Les bizarreries de valorisation spécifiques à ce secteur
Trois bizarreries : la normalisation de la rémunération des propriétaires est énorme : les chefs-propriétaires tirent souvent 40 à 60 000 € de moins que le marché pour un chef de cuisine, gonflant l'EBITDA déclaré de 50 à 150 %. Le SDE (bénéfice discrétionnaire du vendeur) plutôt que l'EBITDA est la bonne mesure pour les dossiers de revenus inférieurs à 1 million d'euros. Deuxièmement : le bail mérite une évaluation séparée. Un bail avantageux est un atout ; un bail défavorable ou une durée restante courte est un passif qui doit être quantifié explicitement. Troisièmement : la concentration des clients est rarement un risque (aucun restaurant ne génère plus de 0,5 % de revenus), mais la concentration des fournisseurs peut cacher un risque important d'inflation des coûts : des secteurs comme les boulangeries artisanales dépendent de relations avec 2 ou 3 fournisseurs qui pourraient ne pas survivre à un changement de propriétaire.
Acheteurs typiques
Les acheteurs du secteur de la restauration se répartissent fortement selon la taille de la transaction. Moins de 1 million d'euros EV : nouveaux chefs-restaurateurs achetant un seul établissement, payant généralement 1,5 à 3 fois le SDE avec le financement du fournisseur. 1 à 5 millions d'euros EV : des petites chaînes ou des groupes d'hôtellerie familiale acquièrent des compléments à 2,5-3,5x l'EBITDA. Au-dessus de 5 millions d'euros EV : les acheteurs institutionnels (le réseau belge Vlerick-network PE ou les consolidateurs néerlandais de restauration comme AmRest) proposent des roll-ups multi-unités à 3,2-4x l'EBITDA. L’activité transfrontalière est minime – la restauration au Benelux est en grande partie un marché intérieur avec de fortes préférences locales.
Foire aux questions
- Dois-je utiliser SDE ou EBITDA pour mon restaurant ?

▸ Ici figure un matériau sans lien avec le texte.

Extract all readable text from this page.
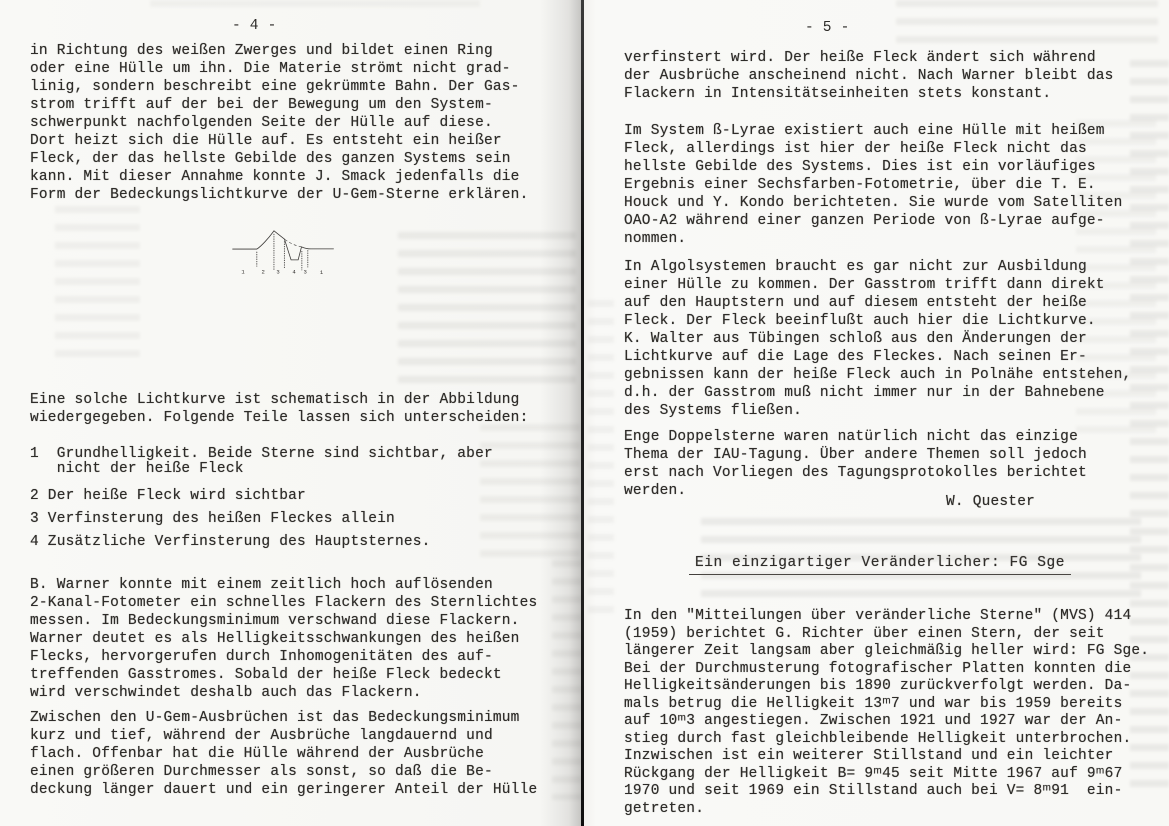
- 4 -
in Richtung des weißen Zwerges und bildet einen Ring
oder eine Hülle um ihn. Die Materie strömt nicht grad-
linig, sondern beschreibt eine gekrümmte Bahn. Der Gas-
strom trifft auf der bei der Bewegung um den System-
schwerpunkt nachfolgenden Seite der Hülle auf diese.
Dort heizt sich die Hülle auf. Es entsteht ein heißer
Fleck, der das hellste Gebilde des ganzen Systems sein
kann. Mit dieser Annahme konnte J. Smack jedenfalls die
Form der Bedeckungslichtkurve der U-Gem-Sterne erklären.
1 2 3 4 3 1
Eine solche Lichtkurve ist schematisch in der Abbildung
wiedergegeben. Folgende Teile lassen sich unterscheiden:
1  Grundhelligkeit. Beide Sterne sind sichtbar, aber
nicht der heiße Fleck
2 Der heiße Fleck wird sichtbar
3 Verfinsterung des heißen Fleckes allein
4 Zusätzliche Verfinsterung des Hauptsternes.
B. Warner konnte mit einem zeitlich hoch auflösenden
2-Kanal-Fotometer ein schnelles Flackern des Sternlichtes
messen. Im Bedeckungsminimum verschwand diese Flackern.
Warner deutet es als Helligkeitsschwankungen des heißen
Flecks, hervorgerufen durch Inhomogenitäten des auf-
treffenden Gasstromes. Sobald der heiße Fleck bedeckt
wird verschwindet deshalb auch das Flackern.
Zwischen den U-Gem-Ausbrüchen ist das Bedeckungsminimum
kurz und tief, während der Ausbrüche langdauernd und
flach. Offenbar hat die Hülle während der Ausbrüche
einen größeren Durchmesser als sonst, so daß die Be-
deckung länger dauert und ein geringerer Anteil der Hülle
- 5 -
verfinstert wird. Der heiße Fleck ändert sich während
der Ausbrüche anscheinend nicht. Nach Warner bleibt das
Flackern in Intensitätseinheiten stets konstant.
Im System ß-Lyrae existiert auch eine Hülle mit heißem
Fleck, allerdings ist hier der heiße Fleck nicht das
hellste Gebilde des Systems. Dies ist ein vorläufiges
Ergebnis einer Sechsfarben-Fotometrie, über die T. E.
Houck und Y. Kondo berichteten. Sie wurde vom Satelliten
OAO-A2 während einer ganzen Periode von ß-Lyrae aufge-
nommen.
In Algolsystemen braucht es gar nicht zur Ausbildung
einer Hülle zu kommen. Der Gasstrom trifft dann direkt
auf den Hauptstern und auf diesem entsteht der heiße
Fleck. Der Fleck beeinflußt auch hier die Lichtkurve.
K. Walter aus Tübingen schloß aus den Änderungen der
Lichtkurve auf die Lage des Fleckes. Nach seinen Er-
gebnissen kann der heiße Fleck auch in Polnähe entstehen,
d.h. der Gasstrom muß nicht immer nur in der Bahnebene
des Systems fließen.
Enge Doppelsterne waren natürlich nicht das einzige
Thema der IAU-Tagung. Über andere Themen soll jedoch
erst nach Vorliegen des Tagungsprotokolles berichtet
werden.
W. Quester
Ein einzigartiger Veränderlicher: FG Sge
In den "Mitteilungen über veränderliche Sterne" (MVS) 414
(1959) berichtet G. Richter über einen Stern, der seit
längerer Zeit langsam aber gleichmäßig heller wird: FG Sge.
Bei der Durchmusterung fotografischer Platten konnten die
Helligkeitsänderungen bis 1890 zurückverfolgt werden. Da-
mals betrug die Helligkeit 13ᵐ7 und war bis 1959 bereits
auf 10ᵐ3 angestiegen. Zwischen 1921 und 1927 war der An-
stieg durch fast gleichbleibende Helligkeit unterbrochen.
Inzwischen ist ein weiterer Stillstand und ein leichter
Rückgang der Helligkeit B= 9ᵐ45 seit Mitte 1967 auf 9ᵐ67
1970 und seit 1969 ein Stillstand auch bei V= 8ᵐ91  ein-
getreten.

- Chiffre d'affaires inférieur à 1 M€ : SDE, presque toujours. Le travail sous-marchand et les dépenses discrétionnaires du propriétaire-chef dominent l'histoire de la trésorerie. Entre 1 et 2 millions d'euros de chiffre d'affaires : cela dépend si vous percevez un salaire de marché (ajustements EBITDA) ou sous-marché (ajustements SDE). Chiffre d'affaires supérieur à 2 M€ avec un chef cuisinier embauché : EBITDA.

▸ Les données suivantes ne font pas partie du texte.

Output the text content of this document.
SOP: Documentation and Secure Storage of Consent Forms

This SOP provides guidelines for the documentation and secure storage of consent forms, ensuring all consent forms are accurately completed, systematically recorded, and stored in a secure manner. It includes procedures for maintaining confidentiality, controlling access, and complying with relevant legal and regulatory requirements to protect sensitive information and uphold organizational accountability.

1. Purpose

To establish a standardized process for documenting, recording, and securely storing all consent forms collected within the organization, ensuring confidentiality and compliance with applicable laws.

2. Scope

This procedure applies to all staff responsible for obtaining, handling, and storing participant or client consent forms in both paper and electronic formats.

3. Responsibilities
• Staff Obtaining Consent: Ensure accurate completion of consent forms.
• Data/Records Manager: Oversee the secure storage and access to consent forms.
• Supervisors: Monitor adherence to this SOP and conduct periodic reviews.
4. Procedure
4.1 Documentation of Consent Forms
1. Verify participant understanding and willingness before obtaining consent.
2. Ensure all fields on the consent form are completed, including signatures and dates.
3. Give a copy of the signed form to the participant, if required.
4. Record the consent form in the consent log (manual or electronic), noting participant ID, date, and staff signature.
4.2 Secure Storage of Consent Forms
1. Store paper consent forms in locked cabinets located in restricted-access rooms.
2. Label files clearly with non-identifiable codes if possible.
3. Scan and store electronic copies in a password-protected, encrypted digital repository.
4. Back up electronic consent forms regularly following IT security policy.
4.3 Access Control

- Comment le bail affecte-t-il la valeur de vente de mon restaurant ?
- De manière significative. Un bail de 9 ans avec 6 ans restants à 75 % du loyer actuel du marché peut ajouter 100 à 300 000 € à la valeur de vente d'un petit restaurant — les acheteurs évaluent les économies futures sur les coûts d'occupation directement dans le multiple. À l’inverse, un bail avec moins de 2 ans restants et sans option de renouvellement déduit généralement 30 à 50 % du multiple.
- Qu'est-ce qu'un multiple typique pour un restaurant Benelux ?

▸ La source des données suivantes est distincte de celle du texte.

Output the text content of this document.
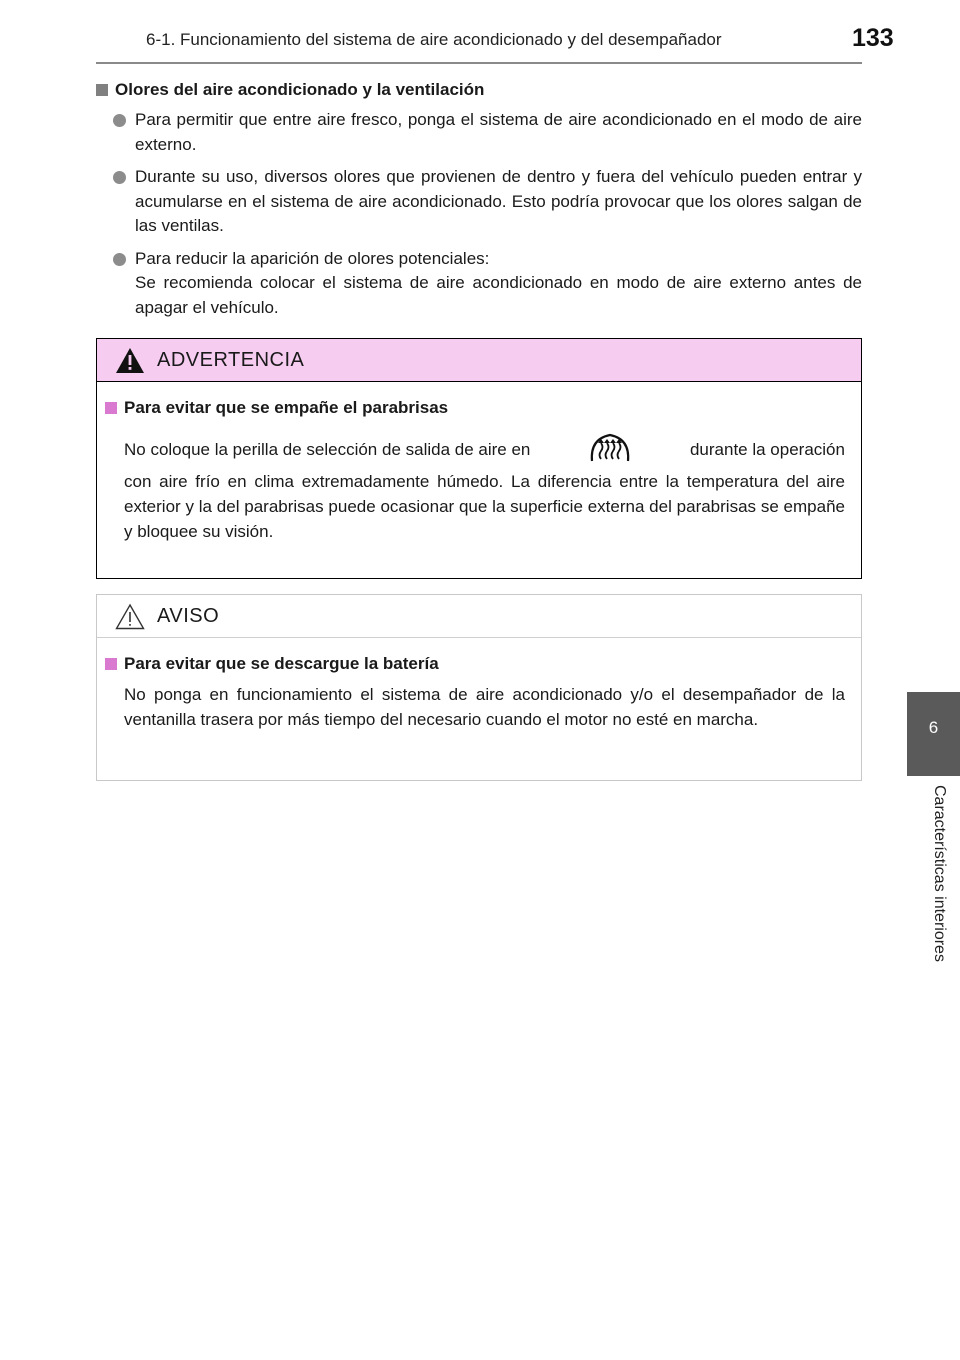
6-1. Funcionamiento del sistema de aire acondicionado y del desempañador	133
6
Características interiores
Olores del aire acondicionado y la ventilación
Para permitir que entre aire fresco, ponga el sistema de aire acondicionado en el modo de aire externo.
Durante su uso, diversos olores que provienen de dentro y fuera del vehículo pueden entrar y acumularse en el sistema de aire acondicionado. Esto podría provocar que los olores salgan de las ventilas.
Para reducir la aparición de olores potenciales:
Se recomienda colocar el sistema de aire acondicionado en modo de aire externo antes de apagar el vehículo.
ADVERTENCIA
Para evitar que se empañe el parabrisas
No coloque la perilla de selección de salida de aire en	durante la operación
con aire frío en clima extremadamente húmedo. La diferencia entre la temperatura del aire exterior y la del parabrisas puede ocasionar que la superficie externa del parabrisas se empañe y bloquee su visión.
AVISO
Para evitar que se descargue la batería
No ponga en funcionamiento el sistema de aire acondicionado y/o el desempañador de la ventanilla trasera por más tiempo del necesario cuando el motor no esté en marcha.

- 2,4x EBITDA médiane en Belgique pour 2026, avec une fourchette de 2,2x à 2,8x. Les zones touristiques (Bruges, centre d'Amsterdam, Grand Place de Bruxelles adjacente) sont libérées 3 à 3,5 fois. Les restaurants de banlieue sont multipliés par 1,8 à 2,4. Les multiples SDE pour les dossiers dont le chiffre d'affaires est inférieur à 1 million d'euros sont multipliés par 1,5 à 2,8.